Don't think that tossing a couple of bags in the fish box will suffice. Proper cooling requires total coverage, so go generous with the cold stuff and always drop ice bags on the deck to shatter the chunks for even distribution.
For the ideal ice bath, dump a couple gallons of fresh water into the cooler or icebox. This, combined with melting ice, creates a frigid slush that locks in the cold better than a bunch of loose cubes lying around the fish.
Bleeding your catch is helpful - especially with tuna and sharks - in minimizing gaminess. Severing the throat releases local blood flow, but it stops the heart from pumping.
To rid your catch of as much blood as possible, insert a knife blade behind the pectoral fins to puncture the heart. Cut out the gills and inner organs, then pack the body cavity with ice.
When cleaning the catch, remove all of the dark red "blood meat," which carries an unbearable taste. Species such as tuna, amberjack and kingfish have pronounced strips of this meat adjacent to their spines. Slice this out before cooking, then you will enjoy a much nicer flavor.

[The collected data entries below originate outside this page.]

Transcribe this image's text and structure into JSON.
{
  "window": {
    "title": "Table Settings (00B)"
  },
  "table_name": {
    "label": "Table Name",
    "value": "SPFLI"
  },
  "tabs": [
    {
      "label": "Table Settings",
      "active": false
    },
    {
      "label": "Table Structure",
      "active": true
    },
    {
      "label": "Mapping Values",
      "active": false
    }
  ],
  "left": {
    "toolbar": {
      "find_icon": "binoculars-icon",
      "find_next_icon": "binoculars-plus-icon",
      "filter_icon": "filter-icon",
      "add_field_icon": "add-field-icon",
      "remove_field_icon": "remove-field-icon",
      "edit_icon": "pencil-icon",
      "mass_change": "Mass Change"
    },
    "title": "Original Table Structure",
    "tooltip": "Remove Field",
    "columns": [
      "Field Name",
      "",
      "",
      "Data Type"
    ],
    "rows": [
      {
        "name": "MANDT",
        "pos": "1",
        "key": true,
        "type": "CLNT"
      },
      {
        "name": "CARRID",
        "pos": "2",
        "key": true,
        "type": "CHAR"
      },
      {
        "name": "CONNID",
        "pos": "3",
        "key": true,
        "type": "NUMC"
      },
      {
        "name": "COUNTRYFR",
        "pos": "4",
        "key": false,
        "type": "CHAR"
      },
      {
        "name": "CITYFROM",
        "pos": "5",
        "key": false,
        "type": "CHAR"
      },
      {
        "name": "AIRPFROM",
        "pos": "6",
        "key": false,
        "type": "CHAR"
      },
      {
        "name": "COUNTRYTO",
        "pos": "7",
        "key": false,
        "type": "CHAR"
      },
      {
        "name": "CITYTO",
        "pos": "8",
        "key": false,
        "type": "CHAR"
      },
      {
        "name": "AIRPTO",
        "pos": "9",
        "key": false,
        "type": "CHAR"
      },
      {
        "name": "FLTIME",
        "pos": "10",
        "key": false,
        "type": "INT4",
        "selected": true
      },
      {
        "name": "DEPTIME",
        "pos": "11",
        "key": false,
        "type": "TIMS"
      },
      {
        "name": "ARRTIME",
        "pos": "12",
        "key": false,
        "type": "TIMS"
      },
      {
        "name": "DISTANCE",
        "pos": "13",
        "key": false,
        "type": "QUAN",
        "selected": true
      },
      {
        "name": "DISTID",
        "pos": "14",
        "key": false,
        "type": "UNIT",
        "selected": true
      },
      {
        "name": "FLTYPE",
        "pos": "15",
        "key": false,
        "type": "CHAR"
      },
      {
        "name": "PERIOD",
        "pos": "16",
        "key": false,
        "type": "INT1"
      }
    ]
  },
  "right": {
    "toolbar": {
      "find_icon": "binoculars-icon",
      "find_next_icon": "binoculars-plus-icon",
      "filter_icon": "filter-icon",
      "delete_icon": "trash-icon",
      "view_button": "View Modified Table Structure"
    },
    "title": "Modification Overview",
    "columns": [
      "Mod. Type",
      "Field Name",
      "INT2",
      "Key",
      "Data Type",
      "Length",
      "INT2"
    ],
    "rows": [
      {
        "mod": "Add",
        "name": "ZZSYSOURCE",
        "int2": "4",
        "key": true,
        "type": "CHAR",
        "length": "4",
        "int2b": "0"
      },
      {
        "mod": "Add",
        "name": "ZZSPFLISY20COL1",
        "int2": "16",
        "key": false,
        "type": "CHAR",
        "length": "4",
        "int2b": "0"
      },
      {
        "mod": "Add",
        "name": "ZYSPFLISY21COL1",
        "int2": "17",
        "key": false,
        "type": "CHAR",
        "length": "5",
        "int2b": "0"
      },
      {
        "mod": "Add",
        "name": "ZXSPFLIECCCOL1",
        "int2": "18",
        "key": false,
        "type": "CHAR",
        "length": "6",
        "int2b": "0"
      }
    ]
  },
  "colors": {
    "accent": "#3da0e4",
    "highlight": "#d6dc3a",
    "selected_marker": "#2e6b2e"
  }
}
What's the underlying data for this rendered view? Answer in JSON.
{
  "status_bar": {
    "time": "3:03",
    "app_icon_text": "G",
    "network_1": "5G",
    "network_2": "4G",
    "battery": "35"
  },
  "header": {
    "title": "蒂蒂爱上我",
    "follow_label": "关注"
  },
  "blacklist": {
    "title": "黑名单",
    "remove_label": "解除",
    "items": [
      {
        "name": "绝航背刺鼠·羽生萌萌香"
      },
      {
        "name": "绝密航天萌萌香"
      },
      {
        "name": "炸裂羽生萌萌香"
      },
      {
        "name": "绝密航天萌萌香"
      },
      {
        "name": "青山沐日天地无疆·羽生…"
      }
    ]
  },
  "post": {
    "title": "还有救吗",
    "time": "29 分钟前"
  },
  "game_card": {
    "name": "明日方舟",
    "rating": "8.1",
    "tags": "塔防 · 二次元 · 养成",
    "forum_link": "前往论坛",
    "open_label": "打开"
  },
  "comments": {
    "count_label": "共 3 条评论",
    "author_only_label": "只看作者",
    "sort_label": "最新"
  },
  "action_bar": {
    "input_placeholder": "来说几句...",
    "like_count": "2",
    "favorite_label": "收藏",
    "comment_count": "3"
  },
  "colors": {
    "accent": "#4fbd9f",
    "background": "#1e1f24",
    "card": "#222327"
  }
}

Marinating fresh fish in golden Italian salad dressing, orange juice or milk (not in combination) will help draw out any strong flavors.
Pack fillets loosely in a large mixing bowl, add marinade and any additional seasoning, toss for thorough coating, cover with plastic wrap and chill for two hours.
Freshly caught fish is among the world's true gems. Handle it right and it sparkles even brighter.